Donc, à partir de ce diagramme, il y a une probabilité 0 d'observer réellement un électron au niveau du noyau bien que l'électron doive passer à travers le noyau d'un côté à l'autre, ce qui est au cœur de votre question. Le PDF traite principalement de la nature particulaire de l'électron, car il montre où il est susceptible d'en observer un. Cependant, lorsque l'électron présente des caractéristiques d'onde, il peut traverser le noyau sans y être trouvé.

La meilleure analogie que je puisse donner est que si vous agitez une corde à sauter de haut en bas, vous ne pouvez pas vraiment isoler la vague dans la corde à sauter, mais elle est toujours clairement là. Pour faire court, une particule ne traverse pas le noyau, mais une onde peut le faire et le fait.

@Georg, J'ai choisi un orbitale * p * parce que cela semble être le cas le plus simple où l'électron doit se déplacer "à travers" le noyau pour aller d'un lobe à l'autre.
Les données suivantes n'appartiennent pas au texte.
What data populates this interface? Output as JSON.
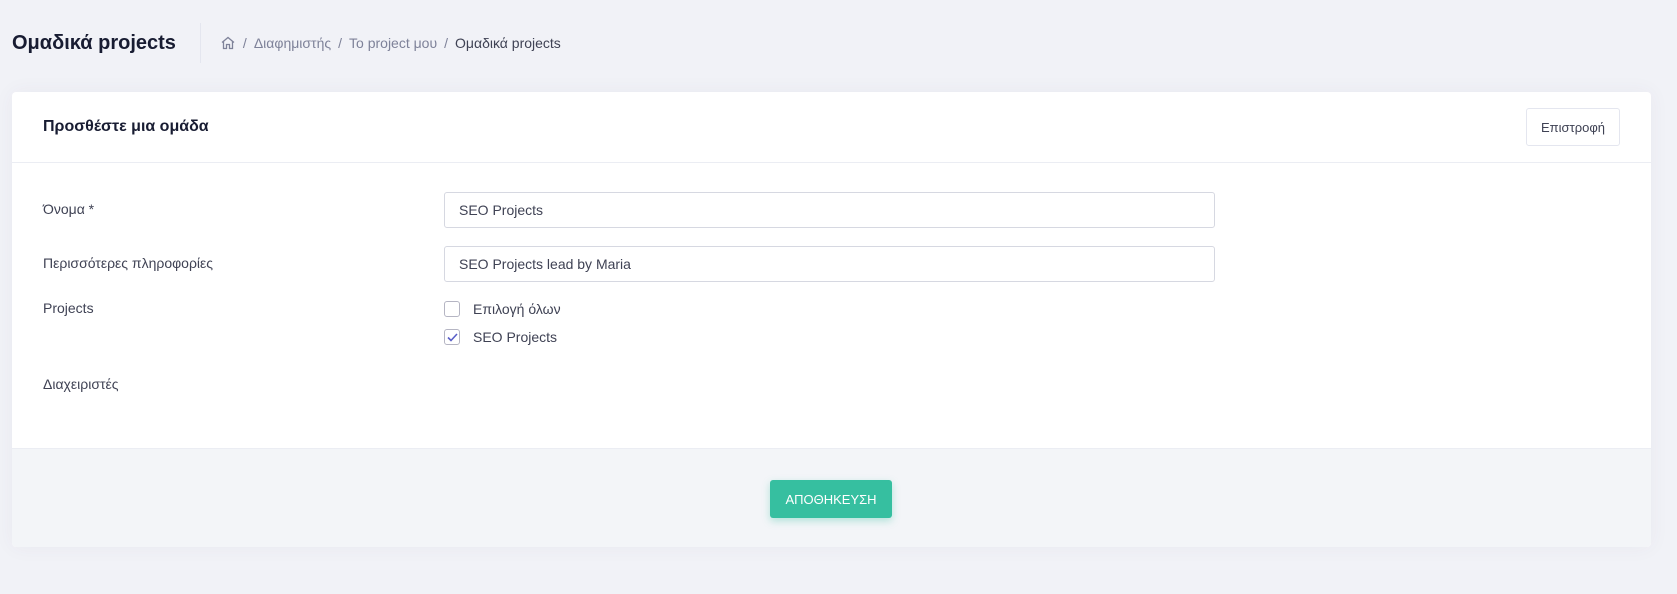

Une sphère d'un orbitale * s * ne semblait pas être une aussi bonne illustration de l'OMI. Par tous les moyens, postez une réponse examinant un * s * -orbital cependant!
Le fait est que les s-orbitales ont une densité d'électrons positive au niveau du noyau. La mécanique quantique n'est-elle pas étrange.
#3
+12
CHM
2012-04-28 22:43:01 UTC
view on stackexchange narkive permalink

Les orbitales $ \ mathrm {p} $ , par exemple, ont un plan nodal où se trouve le noyau, ce qui signifie que la densité électronique y est nulle.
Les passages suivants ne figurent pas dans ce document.